MADISON -The difference between a good and great defense is the ability to be able to create turnovers. Members of Wisconsin’s defense admit they still have a lot of work to do in order to be great, but they’ve shown through four games that they can create turnovers.
After only forcing 20 turnovers last season, Wisconsin upped its four-game total to seven turnovers after its two-turnover performance helped the Badgers to a 27-10 victory over South Florida Saturday.
Having forced at least one turnover in each game, Wisconsin came up with two timely turnovers, none was bigger than true freshman Lubern Figaro, who had the game-changing interception last week, chasing down fullback Kennard Swanson to force a fumble on UW’s 10-yard line.
“Huge play by Lubern Figaro,” Head Coach Gary Andersen said. “What an unbelievable play by a true freshman. In a situation to make that play at that moment was impressive, great effort, great care factor. Those are the plays that change games and those are the plays that often times change seasons. You have to have a few of them.”
Wisconsin was leading 20-10 when Swanson snuck out of the backfield on a wheel route, going uncovered as he ran for 52 yards down the sideline before Figaro was able to catch up to him.
“I was kind of eyeing the ball up the whole time,” said linebacker Vince Biegel, who was able to recover the fumble. “Lubern hit the ball with his helmet and I kind of simultaneously picked up the ball as he hit it, and it was a fortunate play by us. It was a huge play, and I think it was a huge momentum swing because they were about to go down there and score.

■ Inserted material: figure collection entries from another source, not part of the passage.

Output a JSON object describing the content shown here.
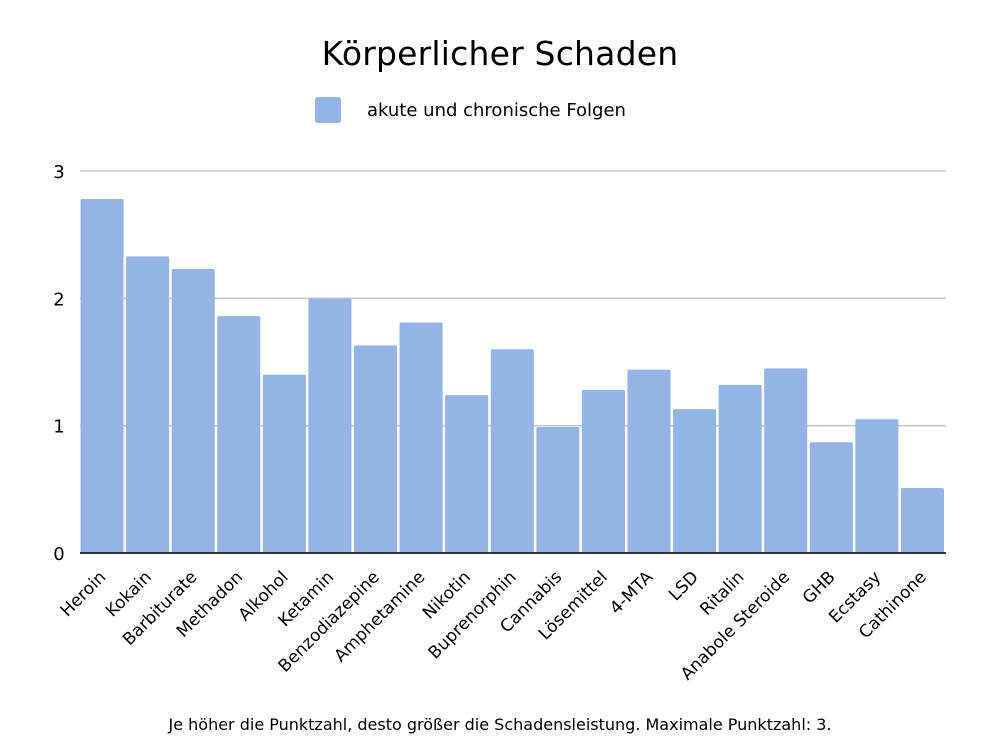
{
  "chart_data": {
    "type": "bar",
    "title": "Körperlicher Schaden",
    "xlabel": "",
    "ylabel": "",
    "ylim": [
      0,
      3
    ],
    "yticks": [
      0,
      1,
      2,
      3
    ],
    "grid": true,
    "legend_position": "top",
    "categories": [
      "Heroin",
      "Kokain",
      "Barbiturate",
      "Methadon",
      "Alkohol",
      "Ketamin",
      "Benzodiazepine",
      "Amphetamine",
      "Nikotin",
      "Buprenorphin",
      "Cannabis",
      "Lösemittel",
      "4-MTA",
      "LSD",
      "Ritalin",
      "Anabole Steroide",
      "GHB",
      "Ecstasy",
      "Cathinone"
    ],
    "series": [
      {
        "name": "akute und chronische Folgen",
        "color": "#94b4e6",
        "values": [
          2.78,
          2.33,
          2.23,
          1.86,
          1.4,
          2.0,
          1.63,
          1.81,
          1.24,
          1.6,
          0.99,
          1.28,
          1.44,
          1.13,
          1.32,
          1.45,
          0.87,
          1.05,
          0.51
        ]
      }
    ],
    "footnote": "Je höher die Punktzahl, desto größer die Schadensleistung. Maximale Punktzahl: 3."
  }
}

It was a huge play by Lubern.”
Wisconsin has entered every game this season with the goal of three turnovers; a lofty bar they’ve set for themselves this season considering the number of plays they’ve limited the opposition to.

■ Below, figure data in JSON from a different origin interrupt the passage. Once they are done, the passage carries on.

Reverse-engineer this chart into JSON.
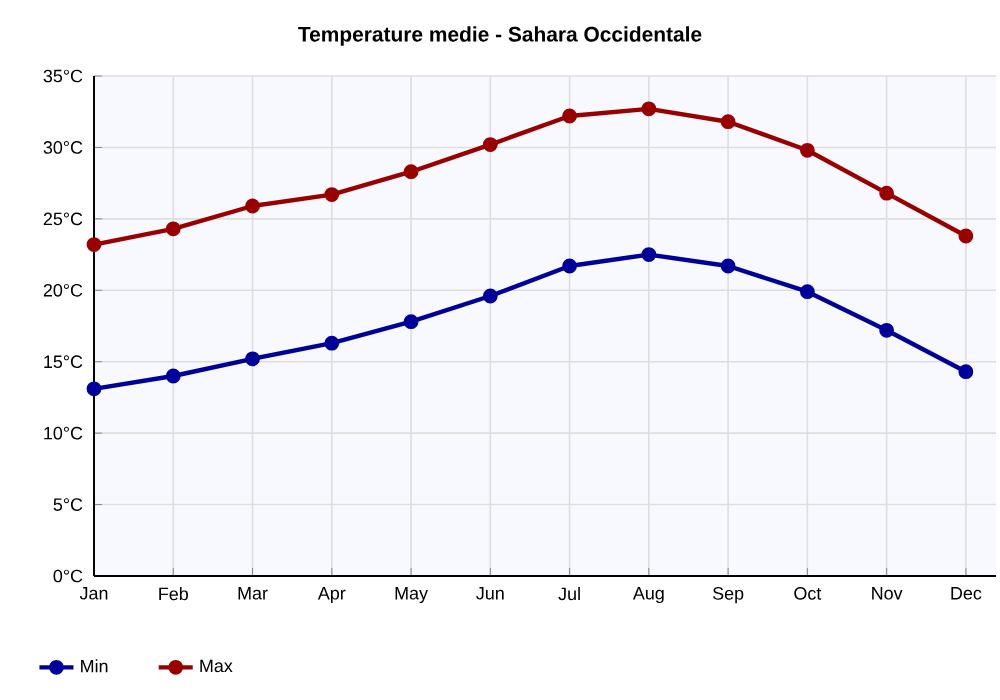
{
  "chart_data": {
    "type": "line",
    "title": "Temperature medie - Sahara Occidentale",
    "categories": [
      "Jan",
      "Feb",
      "Mar",
      "Apr",
      "May",
      "Jun",
      "Jul",
      "Aug",
      "Sep",
      "Oct",
      "Nov",
      "Dec"
    ],
    "series": [
      {
        "name": "Min",
        "color": "#000099",
        "values": [
          13.1,
          14.0,
          15.2,
          16.3,
          17.8,
          19.6,
          21.7,
          22.5,
          21.7,
          19.9,
          17.2,
          14.3
        ]
      },
      {
        "name": "Max",
        "color": "#990000",
        "values": [
          23.2,
          24.3,
          25.9,
          26.7,
          28.3,
          30.2,
          32.2,
          32.7,
          31.8,
          29.8,
          26.8,
          23.8
        ]
      }
    ],
    "ylim": [
      0,
      35
    ],
    "yticks": [
      {
        "value": 0,
        "label": "0°C"
      },
      {
        "value": 5,
        "label": "5°C"
      },
      {
        "value": 10,
        "label": "10°C"
      },
      {
        "value": 15,
        "label": "15°C"
      },
      {
        "value": 20,
        "label": "20°C"
      },
      {
        "value": 25,
        "label": "25°C"
      },
      {
        "value": 30,
        "label": "30°C"
      },
      {
        "value": 35,
        "label": "35°C"
      }
    ],
    "grid": true,
    "legend": "bottom left",
    "marker": "circle",
    "line_style": "solid"
  }
}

“The number of plays they ran today (38) is going to be pretty difficult to get to three turnovers because their plays were way down.,” said Andersen. “I would say when we are moving towards an aggressive defense, we're making strides in that area.”
Senior linebacker Derek Landisch had the first turnover of the day when he picked off quarterback Mike White off a deflection in the second quarter, a tip drill similar to the ones the Badgers work on in practice.
“We do takeaway circuits filling up the ball carrier and having the second guy in striping the ball,” Biegel said. “We do take away interception drills and I think as we continue to do that and continue to build confidence those turnovers will naturally come.”
The turnovers Wisconsin has created haven’t got to waste either. Usually getting a boost with good field position, the Badgers’ offense has turned five of those turnovers into touchdowns, including Figaro’s on an 18-play, 90-yard drive that iced the game.
“It gives us a lot of juice our defense does a great job of stopping teams on third down,” tailback Corey Clement said. “Just have to help them out when they help us out basically I see them as doing a great thing for us so when they get the ball back for us it is positive energy so why not score with that energy.”
While Andersen was pleased with the play Figaro made to begin the fourth quarter, he wasn’t pleased with how the play started with Swanson having tons of running room.
That has been an issue with the defense early on. Through four games, Wisconsin has given up 14 plays of 20-yards-or-more, 10 of which have come via the pass. Only six of those 14 plays, however, have resulted in a touchdown.
“I'm OK if a kid makes a big play,” Andersen said. “Do I like it? no, but hey, that's football. The wheel route down their sideline when it's a 10-point football game, that's inexcusable for all of us, and it all starts with me. The big plays do have me a little bit concerned...but we do not want to be known as a defense that gives us big plays.”
Biegel believes those plays will become less of a factor as Wisconsin continues to mature on defense.
“I think as the season goes on will tighten up on those plays,” Biegel said. “It’s a lack of communication but as the season goes on our defense will mature and continue to develop will step up and will prevent big plays.”
None of the big plays Saturday, however, came from freshman tailback %%MATCH_10%%. Entering the game 12th in the nation in rushing yards, Mack finished with only 34 yards on 10 carries.
“He was a big game plan all week,” said Biegel. “We knew USF was going to come in here and run the ball and pound it on the turf. That was big emphasis all week. Coach (Dave) Aranda put us in the right spot yet again and doing a phenomenal job. We collectively stepped up and did well against him.”